後部席には坂本九(43歳)が座っている。
坂本は不安げに様子を見ている。
男性客Bが坂本に話しかける。
男性客B「ねぇ、九ちゃん」
坂本が話しかけられたことに気づく。
男性客B「九ちゃん、歌ってよ」
坂本「え?」
男性客B「みんなに歌を聴かせてよ」
男性客Bが機内を見渡す。
ザワつく機内。
坂本が機内を見渡し、男性客Bを見る。
男性客B「九ちゃんしかいないよ」
坂本がうなづいて微笑む。
坂本はシートベルトを外して、立ち上がり、通路に出る。
坂本「さぁ、みなさん!」
坂本の大声に客席の皆が注目する。
坂本は満面の笑顔を浮かべている。
坂本「どうも、坂本九です。飛行機揺れちゃって、怖いですねぇ〜」
坂本が近くの子供の頭を撫でる。
坂本「でも大丈夫!さ、元気を出して!」
機体が大きく揺れ、坂本がよろめく。
坂本「おっとっと、こりゃ、この飛行機、伊丹に着いたら、お仕置きだな」
坂本が笑う。
客室乗務員が坂本に近づいて来る。
客室乗務員「お客様、危険ですから、座席に」
坂本「まぁ、いいじゃないですか、ここは任せて」
客室乗務員が会釈をして近くで見守る。
坂本「僕は歌手ですから、歌を歌うことしかできません。
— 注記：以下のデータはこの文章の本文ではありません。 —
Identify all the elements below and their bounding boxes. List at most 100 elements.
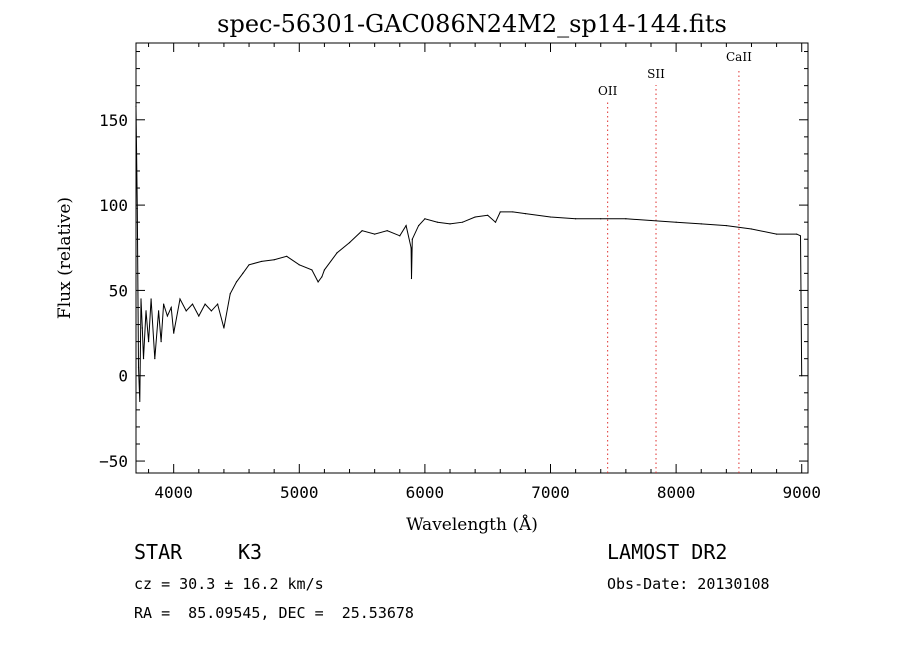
spectrum-point	[374, 233, 376, 235]
spectrum-point	[248, 264, 250, 266]
spectrum-point	[185, 310, 187, 312]
y-tick-label: 0	[118, 367, 128, 386]
spectrum-point	[348, 242, 351, 244]
spectrum-point	[796, 233, 798, 235]
spectrum-point	[145, 310, 147, 312]
x-axis-label: Wavelength (Å)	[406, 514, 538, 535]
x-tick-label: 9000	[782, 483, 821, 502]
x-tick-label: 4000	[154, 483, 193, 502]
spectrum-point	[191, 303, 194, 305]
spectrum-point	[575, 218, 577, 220]
spectrum-point	[158, 310, 160, 312]
axis-ticks	[136, 43, 808, 473]
spectrum-point	[173, 332, 175, 334]
spectrum-point	[474, 216, 476, 218]
spectrum-point	[150, 298, 152, 300]
object-class: STAR	[134, 540, 183, 564]
series-group	[135, 105, 803, 402]
spectrum-point	[311, 269, 313, 271]
spectrum-point	[242, 272, 244, 274]
spectrum-point	[317, 281, 319, 283]
spectrum-point	[298, 264, 300, 266]
spectrum-point	[405, 224, 407, 227]
spectrum-point	[139, 400, 141, 402]
spectrum-point	[801, 375, 803, 377]
spectrum-point	[361, 230, 363, 232]
object-subclass: K3	[238, 540, 263, 564]
spectrum-point	[410, 247, 412, 249]
spectrum-point	[160, 341, 162, 343]
line-marker-label: CaII	[726, 50, 752, 64]
y-tick-label: −50	[99, 452, 128, 471]
spectrum-point	[494, 221, 497, 223]
spectrum-point	[424, 218, 426, 220]
spectrum-point	[799, 235, 802, 237]
obs-date: Obs-Date: 20130108	[607, 575, 770, 593]
spectrum-point	[625, 218, 627, 220]
tick-labels: 4000 5000 6000 7000 8000 9000 −50 0 50 100 150	[99, 111, 821, 502]
spectrum-point	[210, 310, 212, 312]
spectrum-point	[386, 230, 388, 232]
redshift-cz: cz = 30.3 ± 16.2 km/s	[134, 575, 324, 593]
spectrum-point	[524, 213, 526, 215]
plot-frame	[135, 42, 809, 474]
spectrum-point	[136, 207, 138, 210]
spectrum-point	[775, 233, 778, 235]
spectrum-point	[141, 327, 143, 329]
spectrum-point	[163, 303, 165, 305]
spectrum-point	[461, 221, 464, 223]
spectrum-point	[336, 252, 338, 254]
spectrum-point	[418, 224, 420, 227]
y-tick-label: 150	[99, 111, 128, 130]
spectrum-point	[600, 218, 602, 220]
line-marker-label: SII	[647, 67, 665, 81]
spectrum-point	[321, 276, 323, 278]
spectrum-point	[235, 281, 238, 283]
spectrum-point	[140, 298, 142, 300]
chart-title: spec-56301-GAC086N24M2_sp14-144.fits	[217, 10, 727, 38]
spectrum-point	[411, 238, 413, 240]
spectrum-point	[135, 105, 137, 107]
spectrum-point	[487, 214, 489, 216]
spectrum-point	[286, 255, 288, 257]
spectrum-point	[142, 358, 145, 360]
spectrum-point	[323, 269, 326, 271]
spectrum-point	[273, 259, 275, 261]
x-tick-label: 6000	[406, 483, 445, 502]
spectrum-point	[399, 235, 401, 237]
spectrum-point	[223, 327, 225, 329]
spectrum-point	[549, 216, 552, 218]
spectrum-point	[675, 221, 677, 223]
y-axis-label: Flux (relative)	[55, 197, 75, 319]
spectrum-point	[229, 293, 231, 295]
spectrum-point	[700, 223, 702, 225]
spectrum-point	[410, 277, 413, 280]
spectrum-point	[512, 211, 514, 213]
spectrum-point	[137, 366, 140, 368]
x-tick-label: 8000	[657, 483, 696, 502]
spectrum-point	[217, 303, 219, 305]
spectrum-point	[166, 315, 169, 317]
x-tick-label: 5000	[280, 483, 319, 502]
spectrum-point	[198, 315, 200, 317]
spectrum-point	[154, 358, 156, 360]
spectrum-point	[170, 306, 172, 309]
spectrum-point	[499, 211, 501, 213]
spectrum-point	[650, 219, 652, 222]
spectrum-point	[750, 228, 753, 230]
spectrum-point	[179, 298, 181, 300]
spectrum-point	[449, 223, 451, 225]
spectrum-series-line	[135, 106, 803, 402]
y-tick-label: 50	[109, 281, 128, 300]
ra-dec-coordinates: RA = 85.09545, DEC = 25.53678	[134, 604, 414, 622]
spectrum-point	[147, 341, 150, 343]
line-markers: OII SII CaII	[598, 50, 752, 473]
line-marker-label: OII	[598, 84, 618, 98]
spectrum-point	[204, 303, 206, 305]
survey-name: LAMOST DR2	[607, 540, 728, 564]
x-tick-label: 7000	[531, 483, 570, 502]
spectrum-point	[436, 221, 439, 223]
spectrum-point	[261, 260, 263, 263]
y-tick-label: 100	[99, 196, 128, 215]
でもね、歌っていうのはいいもんですよ、大きな声で歌ってると不安とか怒りなんていうのも消えちゃいますから」
坂本が客席を見回す。
坂本「みなさん、僕と一緒に歌いましょう!」
坂本が「上を向いて歩こう」を歌い始める。
坂本はメロディを歌う前に、歌詞内容を伝える歌い方で、合唱を誘う。
乗客たちが徐々に歌い始める。
坂本「さぁ、みなさん、もっと元気良く!」
坂本が通路を歩きながら、合唱を促す。
坂本が泣いている子供に笑顔で歌いかける。
子供は泣きやみ、少しずつ歌い出す。
客室乗務員も一緒に歌っている。

○機体/外観(夜)
真っ暗な空を飛行する旅客機の機体。
乗客たちが歌う「上を向いて歩こう」の歌声。

○テレビ画面
バラエティ番組の画面にニュース速報のテロップ。